The behaviour is thought to have evolved to warn other birds of danger. However, it has evolved further so other birds can honour the departed, argue over who gets what and make snarky comments about how tight-fisted the old misery was.
What often begins as a sombre, respectful ceremony, often ends in drunkenness, tears and occasionally a fight. One bird blessed with some kind of authority will assure the others that the bird is, "in a better place". This can cause much confusion as the bird is clearly in the same place as everyone else, but dead.
"May he rest in peace," the bird/cleric will wish. Often the congregation will respond: "He's not resting, you idiot. He's dead. Brown bread. Worm food. Which is ironic if you're familiar with his diet."

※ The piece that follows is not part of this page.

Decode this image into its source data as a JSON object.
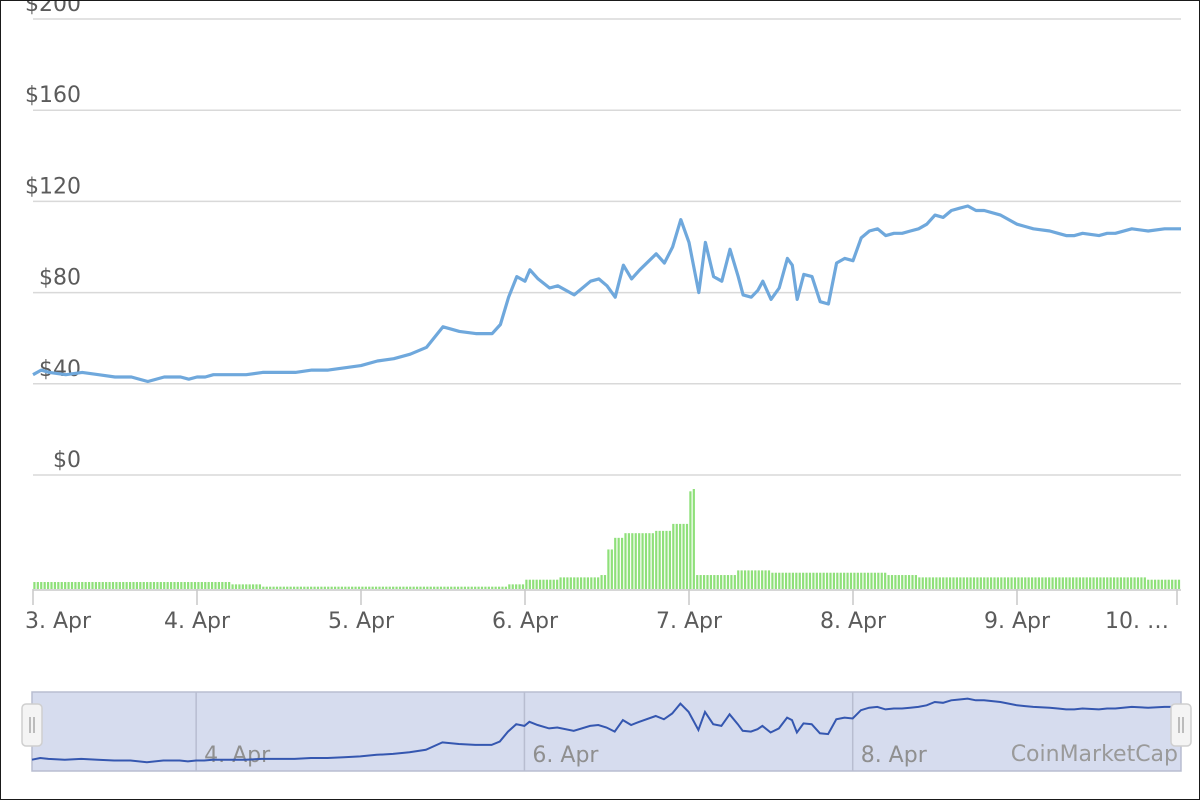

The mourners would then find solace in phrases like, "He had a good innings." Though the birds often find this disconcerting as most scrub jays live about 15 years. The more contemporary jay will say: "He was out early."
Many compliments will be offered in praise of the deceased, even if he was a drunken old lush and loathed by all. "He would have loved this buffet," would be heard before someone puts on Eric Clapton. Though some wag(tail)s will play something like I'm Still Standing, for one last laugh.